L'expérience mondiale nous a appris que les confirmations de famine arrivent souvent trop tard. Des milliers de personnes y ont peut-être déjà succombé et de nombreux enfants survivant·es risquent de subir des séquelles à vie.
Cette nouvelle alerte confirme ce que les communautés et les intervenant·es redoutent depuis des mois. La famine s'aggrave et s'enracine dans des zones auxquelles les acteurs humanitaires n'ont pas accès. Même dans les endroits où nous pouvons intervenir, les ressources sont largement insuffisantes pour répondre aux besoins considérables et enrayer la propagation de la famine.

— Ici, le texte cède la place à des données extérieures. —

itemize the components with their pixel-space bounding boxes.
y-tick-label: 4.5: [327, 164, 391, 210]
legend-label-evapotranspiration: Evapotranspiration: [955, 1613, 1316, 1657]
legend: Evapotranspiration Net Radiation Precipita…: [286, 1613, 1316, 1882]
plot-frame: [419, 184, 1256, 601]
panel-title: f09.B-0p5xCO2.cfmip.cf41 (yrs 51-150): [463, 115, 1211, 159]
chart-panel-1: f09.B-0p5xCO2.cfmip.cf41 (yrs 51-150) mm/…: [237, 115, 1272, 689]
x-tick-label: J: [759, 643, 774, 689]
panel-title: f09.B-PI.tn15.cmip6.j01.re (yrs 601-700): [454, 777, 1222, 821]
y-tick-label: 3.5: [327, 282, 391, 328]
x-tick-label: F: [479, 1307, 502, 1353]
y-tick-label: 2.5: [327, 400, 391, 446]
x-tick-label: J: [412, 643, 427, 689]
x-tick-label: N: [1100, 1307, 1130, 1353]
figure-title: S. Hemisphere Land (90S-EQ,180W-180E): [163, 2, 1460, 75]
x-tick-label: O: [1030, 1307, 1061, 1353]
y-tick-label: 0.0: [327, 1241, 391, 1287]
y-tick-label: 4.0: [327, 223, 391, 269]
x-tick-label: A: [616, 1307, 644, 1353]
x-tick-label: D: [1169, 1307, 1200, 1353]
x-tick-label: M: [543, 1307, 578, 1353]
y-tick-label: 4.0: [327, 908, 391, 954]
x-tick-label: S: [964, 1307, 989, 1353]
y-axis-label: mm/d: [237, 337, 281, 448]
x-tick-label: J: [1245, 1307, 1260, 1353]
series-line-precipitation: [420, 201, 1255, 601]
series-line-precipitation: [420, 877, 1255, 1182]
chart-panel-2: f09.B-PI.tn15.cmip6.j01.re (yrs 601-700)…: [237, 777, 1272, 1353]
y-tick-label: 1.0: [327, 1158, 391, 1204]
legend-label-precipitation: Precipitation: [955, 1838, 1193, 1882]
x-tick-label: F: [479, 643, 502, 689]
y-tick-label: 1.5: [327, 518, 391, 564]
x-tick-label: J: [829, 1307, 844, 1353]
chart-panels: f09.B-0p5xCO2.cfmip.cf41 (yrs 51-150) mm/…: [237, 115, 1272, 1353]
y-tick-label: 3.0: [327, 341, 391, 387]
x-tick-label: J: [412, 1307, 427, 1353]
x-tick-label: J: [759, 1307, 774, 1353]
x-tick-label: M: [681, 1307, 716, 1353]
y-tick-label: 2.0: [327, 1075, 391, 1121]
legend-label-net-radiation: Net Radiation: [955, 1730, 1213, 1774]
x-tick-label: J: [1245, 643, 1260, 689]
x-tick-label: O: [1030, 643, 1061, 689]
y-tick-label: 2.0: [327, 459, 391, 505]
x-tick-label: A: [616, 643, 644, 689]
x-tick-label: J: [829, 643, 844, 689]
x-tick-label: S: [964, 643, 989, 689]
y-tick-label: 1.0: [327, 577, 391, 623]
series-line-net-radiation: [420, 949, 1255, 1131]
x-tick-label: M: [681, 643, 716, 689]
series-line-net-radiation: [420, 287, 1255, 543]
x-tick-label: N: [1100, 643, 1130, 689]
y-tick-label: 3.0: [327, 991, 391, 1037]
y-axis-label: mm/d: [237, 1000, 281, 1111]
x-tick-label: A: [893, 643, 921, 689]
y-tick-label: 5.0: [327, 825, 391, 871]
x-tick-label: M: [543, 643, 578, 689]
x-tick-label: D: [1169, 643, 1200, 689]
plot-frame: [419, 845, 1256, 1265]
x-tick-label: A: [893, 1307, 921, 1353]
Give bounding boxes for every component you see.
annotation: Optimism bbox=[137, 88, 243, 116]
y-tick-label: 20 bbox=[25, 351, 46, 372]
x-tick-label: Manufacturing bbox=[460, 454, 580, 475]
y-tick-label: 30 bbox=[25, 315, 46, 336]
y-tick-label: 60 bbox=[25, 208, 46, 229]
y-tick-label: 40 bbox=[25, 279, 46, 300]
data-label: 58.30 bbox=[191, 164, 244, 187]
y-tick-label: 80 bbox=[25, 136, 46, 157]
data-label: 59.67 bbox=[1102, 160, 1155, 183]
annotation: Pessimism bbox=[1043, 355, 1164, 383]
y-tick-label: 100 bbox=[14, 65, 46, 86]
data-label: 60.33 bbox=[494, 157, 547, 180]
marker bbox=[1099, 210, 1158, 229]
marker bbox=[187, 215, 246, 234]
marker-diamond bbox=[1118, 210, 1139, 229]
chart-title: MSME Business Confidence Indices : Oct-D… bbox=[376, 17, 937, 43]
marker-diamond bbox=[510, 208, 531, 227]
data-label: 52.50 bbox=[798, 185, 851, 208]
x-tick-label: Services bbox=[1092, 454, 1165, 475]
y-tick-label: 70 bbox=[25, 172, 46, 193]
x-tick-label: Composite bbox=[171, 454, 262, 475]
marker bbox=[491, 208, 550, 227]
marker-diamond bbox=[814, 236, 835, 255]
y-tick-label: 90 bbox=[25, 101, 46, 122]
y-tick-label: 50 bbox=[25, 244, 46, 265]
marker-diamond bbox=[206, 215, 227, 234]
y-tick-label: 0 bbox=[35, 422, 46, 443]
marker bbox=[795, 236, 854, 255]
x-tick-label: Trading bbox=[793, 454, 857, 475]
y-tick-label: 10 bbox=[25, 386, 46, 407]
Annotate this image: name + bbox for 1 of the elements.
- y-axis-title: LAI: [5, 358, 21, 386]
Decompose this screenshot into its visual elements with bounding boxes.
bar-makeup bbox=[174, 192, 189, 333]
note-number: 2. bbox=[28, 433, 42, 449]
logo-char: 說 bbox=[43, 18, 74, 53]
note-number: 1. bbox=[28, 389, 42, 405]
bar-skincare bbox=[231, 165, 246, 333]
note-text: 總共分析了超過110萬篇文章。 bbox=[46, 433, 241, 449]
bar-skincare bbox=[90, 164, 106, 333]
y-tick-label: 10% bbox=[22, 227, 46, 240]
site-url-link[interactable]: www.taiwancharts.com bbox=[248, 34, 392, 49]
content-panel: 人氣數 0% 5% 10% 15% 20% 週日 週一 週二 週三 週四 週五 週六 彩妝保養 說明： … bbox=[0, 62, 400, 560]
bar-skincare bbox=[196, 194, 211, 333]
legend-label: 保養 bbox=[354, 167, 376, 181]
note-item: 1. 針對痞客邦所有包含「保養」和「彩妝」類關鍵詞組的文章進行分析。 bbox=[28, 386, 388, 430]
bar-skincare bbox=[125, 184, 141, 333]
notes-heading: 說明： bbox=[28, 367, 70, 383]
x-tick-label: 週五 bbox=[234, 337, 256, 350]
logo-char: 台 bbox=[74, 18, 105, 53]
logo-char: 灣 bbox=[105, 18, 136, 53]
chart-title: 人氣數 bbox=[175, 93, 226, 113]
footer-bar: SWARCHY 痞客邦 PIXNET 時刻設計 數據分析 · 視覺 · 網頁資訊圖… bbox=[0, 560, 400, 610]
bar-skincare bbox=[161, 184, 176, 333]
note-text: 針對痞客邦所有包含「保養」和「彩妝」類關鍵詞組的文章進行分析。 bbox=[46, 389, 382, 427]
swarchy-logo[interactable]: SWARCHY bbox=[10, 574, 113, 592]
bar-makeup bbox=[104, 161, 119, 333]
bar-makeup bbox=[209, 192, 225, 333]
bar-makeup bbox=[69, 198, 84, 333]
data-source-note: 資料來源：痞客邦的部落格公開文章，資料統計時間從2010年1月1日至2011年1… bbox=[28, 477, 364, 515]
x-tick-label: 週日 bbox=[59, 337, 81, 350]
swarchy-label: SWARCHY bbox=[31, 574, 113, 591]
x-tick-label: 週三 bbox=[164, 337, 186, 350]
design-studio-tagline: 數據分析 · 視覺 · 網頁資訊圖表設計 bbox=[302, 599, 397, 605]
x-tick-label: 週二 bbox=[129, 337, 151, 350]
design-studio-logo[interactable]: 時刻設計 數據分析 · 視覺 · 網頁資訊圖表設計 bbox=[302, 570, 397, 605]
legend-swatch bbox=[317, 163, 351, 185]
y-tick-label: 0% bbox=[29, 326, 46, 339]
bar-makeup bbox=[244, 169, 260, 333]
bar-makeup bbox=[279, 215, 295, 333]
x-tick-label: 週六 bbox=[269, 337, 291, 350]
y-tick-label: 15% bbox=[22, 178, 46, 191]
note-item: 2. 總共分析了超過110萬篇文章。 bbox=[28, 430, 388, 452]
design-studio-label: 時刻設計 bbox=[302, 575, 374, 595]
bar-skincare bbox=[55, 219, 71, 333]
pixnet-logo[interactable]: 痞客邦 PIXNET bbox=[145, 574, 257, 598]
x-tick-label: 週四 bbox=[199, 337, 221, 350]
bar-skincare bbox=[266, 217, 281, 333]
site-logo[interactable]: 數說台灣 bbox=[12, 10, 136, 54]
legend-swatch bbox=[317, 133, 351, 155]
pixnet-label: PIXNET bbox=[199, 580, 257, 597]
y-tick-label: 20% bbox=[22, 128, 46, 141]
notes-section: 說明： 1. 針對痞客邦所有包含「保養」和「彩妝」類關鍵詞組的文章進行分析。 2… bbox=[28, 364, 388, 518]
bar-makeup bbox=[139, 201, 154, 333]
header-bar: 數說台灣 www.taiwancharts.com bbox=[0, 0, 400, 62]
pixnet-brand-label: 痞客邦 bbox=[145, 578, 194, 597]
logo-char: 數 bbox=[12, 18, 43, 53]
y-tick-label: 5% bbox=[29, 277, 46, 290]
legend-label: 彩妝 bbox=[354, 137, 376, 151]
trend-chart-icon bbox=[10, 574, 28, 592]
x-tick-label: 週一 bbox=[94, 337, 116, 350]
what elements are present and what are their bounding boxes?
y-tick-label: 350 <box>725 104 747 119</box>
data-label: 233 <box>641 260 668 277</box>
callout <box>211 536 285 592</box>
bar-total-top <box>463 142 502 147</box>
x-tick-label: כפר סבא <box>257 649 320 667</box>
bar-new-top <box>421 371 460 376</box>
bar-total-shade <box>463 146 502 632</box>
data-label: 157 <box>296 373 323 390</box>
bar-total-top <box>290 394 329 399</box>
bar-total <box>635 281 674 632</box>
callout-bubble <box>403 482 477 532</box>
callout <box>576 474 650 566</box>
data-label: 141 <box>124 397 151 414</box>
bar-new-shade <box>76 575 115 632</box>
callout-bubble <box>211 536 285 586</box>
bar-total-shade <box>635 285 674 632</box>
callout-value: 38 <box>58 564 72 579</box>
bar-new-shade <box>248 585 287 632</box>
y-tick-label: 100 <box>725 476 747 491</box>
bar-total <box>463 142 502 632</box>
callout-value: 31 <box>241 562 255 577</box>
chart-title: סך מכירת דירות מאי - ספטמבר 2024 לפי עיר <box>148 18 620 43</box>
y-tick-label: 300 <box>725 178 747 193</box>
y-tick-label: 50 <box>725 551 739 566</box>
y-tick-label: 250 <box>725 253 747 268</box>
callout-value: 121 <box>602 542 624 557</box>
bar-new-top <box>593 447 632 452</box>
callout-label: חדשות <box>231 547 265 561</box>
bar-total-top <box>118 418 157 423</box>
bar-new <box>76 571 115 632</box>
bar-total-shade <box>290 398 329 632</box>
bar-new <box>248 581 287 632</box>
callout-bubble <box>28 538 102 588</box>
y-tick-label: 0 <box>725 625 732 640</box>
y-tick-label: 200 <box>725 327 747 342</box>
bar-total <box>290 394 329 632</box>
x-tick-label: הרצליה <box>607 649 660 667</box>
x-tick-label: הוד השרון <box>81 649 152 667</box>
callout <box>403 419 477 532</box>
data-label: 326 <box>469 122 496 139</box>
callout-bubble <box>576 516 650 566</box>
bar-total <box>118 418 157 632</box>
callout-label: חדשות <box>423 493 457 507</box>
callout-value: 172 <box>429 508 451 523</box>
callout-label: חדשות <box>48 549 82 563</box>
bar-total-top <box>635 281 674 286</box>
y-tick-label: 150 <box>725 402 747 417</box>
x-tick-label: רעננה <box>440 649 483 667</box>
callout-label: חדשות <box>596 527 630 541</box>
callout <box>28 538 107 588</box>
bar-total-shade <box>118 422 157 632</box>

Plan International et 21 organisations humanitaires internationales avertissent que d'autres régions risquent de connaître des conditions catastrophiques similaires. Cependant, l'escalade du conflit et les restrictions d'accès sévères empêchent toute évaluation complète et toute intervention rapide. Depuis près de trois ans, les acteurs armés au Soudan mènent des attaques délibérées contre les civil·es et les infrastructures civiles essentielles à la survie. Le Soudan est également le théâtre d'une guerre sans merci contre les femmes et les filles, qui continuent d'être victimes de violences sexuelles systémiques liées au conflit.
Ces violences ont contraint des millions de personnes à quitter leur foyer et à abandonner leurs moyens de subsistance, ont détruit la capacité des populations à produire et distribuer de la nourriture, et ont régulièrement bloqué leur accès à l'eau, aux soins de santé et aux services de protection.
Les restrictions à l'accès humanitaire, le manque chronique de financement et l'insuffisance de la volonté politique convergent vers une catastrophe qui n'aurait jamais dû se produire. Sans un accès immédiat et sans entrave aux opérations humanitaires, parallèlement à une augmentation rapide des ressources, y compris pour les acteurs locaux, la propagation de la famine ne pourra pas s’arrêter.